Portable Shell-Scripting

Date: 2024-05-17 — Topic: Shell — Langs: awk, sh — by Slatian

Knowledge for writing portable shell scripts that work across operating system distributions.

Table of Contents

What makes your shellscripts break?

Before outlining how shellscripts can be made portable … why do they break?

This is a "you should consider", not a "you have to": Depending on the purpose and intended audience of your script not all of the following may apply.

Not my Shell

Not everyone has the same shell installed. Different systems come with different shells installed, mainly either bash or dash (though there are other shells for running scripts you might run across).

While the language those shells use looks the same every shell has some extensions to make live a bit easier.

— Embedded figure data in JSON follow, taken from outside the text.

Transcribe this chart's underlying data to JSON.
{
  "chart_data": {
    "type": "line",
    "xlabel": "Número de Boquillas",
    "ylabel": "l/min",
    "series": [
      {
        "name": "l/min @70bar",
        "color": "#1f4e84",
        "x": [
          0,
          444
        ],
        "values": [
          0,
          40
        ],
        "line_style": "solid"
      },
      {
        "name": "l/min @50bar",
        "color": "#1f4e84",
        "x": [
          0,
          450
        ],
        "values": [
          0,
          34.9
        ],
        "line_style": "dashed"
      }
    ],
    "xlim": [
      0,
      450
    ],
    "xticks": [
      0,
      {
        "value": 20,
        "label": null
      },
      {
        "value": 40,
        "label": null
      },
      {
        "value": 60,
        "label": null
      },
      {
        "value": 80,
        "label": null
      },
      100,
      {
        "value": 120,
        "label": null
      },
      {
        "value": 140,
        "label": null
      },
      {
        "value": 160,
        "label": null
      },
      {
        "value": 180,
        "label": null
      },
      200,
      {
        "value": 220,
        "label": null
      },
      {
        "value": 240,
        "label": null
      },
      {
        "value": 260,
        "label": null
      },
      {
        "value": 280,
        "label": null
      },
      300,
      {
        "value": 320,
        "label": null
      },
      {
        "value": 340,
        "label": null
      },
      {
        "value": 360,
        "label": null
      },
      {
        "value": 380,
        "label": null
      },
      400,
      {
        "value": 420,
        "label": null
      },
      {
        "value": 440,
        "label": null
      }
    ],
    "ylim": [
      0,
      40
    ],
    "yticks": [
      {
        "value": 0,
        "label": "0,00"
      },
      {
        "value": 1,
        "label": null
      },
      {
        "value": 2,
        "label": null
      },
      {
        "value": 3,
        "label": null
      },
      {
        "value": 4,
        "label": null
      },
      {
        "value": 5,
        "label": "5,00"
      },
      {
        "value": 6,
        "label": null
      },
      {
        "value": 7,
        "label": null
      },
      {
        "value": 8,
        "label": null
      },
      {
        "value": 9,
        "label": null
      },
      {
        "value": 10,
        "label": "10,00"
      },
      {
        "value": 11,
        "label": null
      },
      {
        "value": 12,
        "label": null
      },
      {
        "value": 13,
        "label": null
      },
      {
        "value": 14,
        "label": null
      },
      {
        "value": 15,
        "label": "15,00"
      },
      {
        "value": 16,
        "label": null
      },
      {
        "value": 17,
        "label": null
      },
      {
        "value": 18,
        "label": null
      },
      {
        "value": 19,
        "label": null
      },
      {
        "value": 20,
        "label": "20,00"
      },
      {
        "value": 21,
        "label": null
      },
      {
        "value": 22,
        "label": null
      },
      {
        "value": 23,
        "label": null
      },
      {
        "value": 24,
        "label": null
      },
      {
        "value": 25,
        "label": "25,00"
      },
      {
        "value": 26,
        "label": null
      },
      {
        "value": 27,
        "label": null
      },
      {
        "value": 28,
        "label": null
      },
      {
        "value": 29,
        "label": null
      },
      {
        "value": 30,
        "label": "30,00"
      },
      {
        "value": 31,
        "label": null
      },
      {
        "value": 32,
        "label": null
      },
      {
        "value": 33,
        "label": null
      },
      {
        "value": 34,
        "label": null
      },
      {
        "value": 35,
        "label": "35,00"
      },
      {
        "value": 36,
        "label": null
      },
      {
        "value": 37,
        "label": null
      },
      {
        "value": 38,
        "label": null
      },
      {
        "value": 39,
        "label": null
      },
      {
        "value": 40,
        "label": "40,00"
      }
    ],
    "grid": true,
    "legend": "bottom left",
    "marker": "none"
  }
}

Problem is that using those extensions aren't standardised and only work in one specific shell, that might not be installed on your target system.

This problem usually happens with bash extensions, they are also known as bashisms.

Not my Coreutils

The coreutils are those programs everyone uses all the time when writing more advanced shell scripts. Examples are grep, sed, ls and so on.

Well known implementations are the GNU coreutils, busybox or Apples implementation for MacOS.

Like the shells different implementations of those commands have different extensions. Using those extensions will break your script in unexpected ways when running on a different system that has a different set or version of Coreutils installed.

Note on awk: awk usually isn't part of the coreutils package, but the problems applies. See mawk for a less well known, but still popular implementation.

Not my Environment

When writing scripts it is easy to assume that /tmp is where temporary files go, /run/user/$UID houses session files and ~/.cache/ is a sensible cache directory … all of those are wrong.

That is how your systems work, maybe your friends system works like this too, but some people out there use different file system layout for very good reasons (performance, security, etc.).

Those people are very very glad when everything uses standardised environment variables like TMPDIR, XDG_RUNTIME_DIR and XDG_CACHE_HOME. (And you might become such a someone faster than you expect!)

Not my Program

In rare cases programs have different names on different distributions.

This can't be easily avoided by some standardised mechanism and is something one should generally be aware of.

One example is readlink -f to canonicalize filenames, except for FreeBSD readlink, where that option sets a formatting template.

Another Example of this is the Tesseract OCR engine CLI-tool which is called tesseract, except on Void Linux where it is called tesseract-ocr because they already had a different program packaged that is called tesseract.

For other programs that aren't part of the directories in PATH one might run into this problem sooner.

When implementing something like this: Use sensible defaults, allow for working around any issues and document how the mechanism works.

Not my Display Server

Do you run Xorg, Wayland, only a TTY (over SSH) or something else?How many of your tools rely on that specific display protocol being available?

Make sure you know the limits of your tools and implement appropriate mechanisms to switch tools when necessary.

POSIX Shell

POSIX is a great thing, it standardises (amongst other things) shell syntax and command line utilities.

If you only use what POSIX defines in a way it is defined by POSIX your shellscripts will work across a wider range of systems without you having to do any extra work.

The official standard document is the Single UNIX® Specification, Version 4, 2018 Edition published by the Open Group, but that is behind a login.

Luckily Wikipedia has a List of POSIX commands, where for almost every listed command the first external link on the command specific page is the official POSIX specification in HTML (no login needed).

Starting a shellscript with #!/bin/sh usually indicates that it is using POSIX compatible shell syntax. In practice this means you just write normal shell code but watch out to avoid some shell-specific features. (See Linters)

POSIX also specifies some Environment Variables that can be used to find out the right thing to do, like where to put temporary files.

XDG - freedesktop.org

If you are interacting with user folders or the desktop try to use the Freedesktop specified Environment Variables. Also the xdg-utils, while not perfect provide ready to use implementations of commonly needed functionality, most prominent opening files.

Also see my blog-posts on the xdg-utils: "It just opens files" - xdg-open under the hood and xdg-mime: Mapping Files to Applications taken apart.

Linters

Linters can help you avoid some not very obvious mistakes and compatibility problems.

For shell scripts the go to linter is shellcheck (your favourite Linux distribution probably has it packaged).

If you need to lint an awk script/command: gawk has the --lint and --lint-old options (both will run the command) that make gawk tell you when it stumbles across something you might want to avoid happening. The --lint-old option is also great for catching constructs that only work in gawk but not other implementations.

Declare your Dependencies

When using non-POSIX tools, try to document what you are using and why.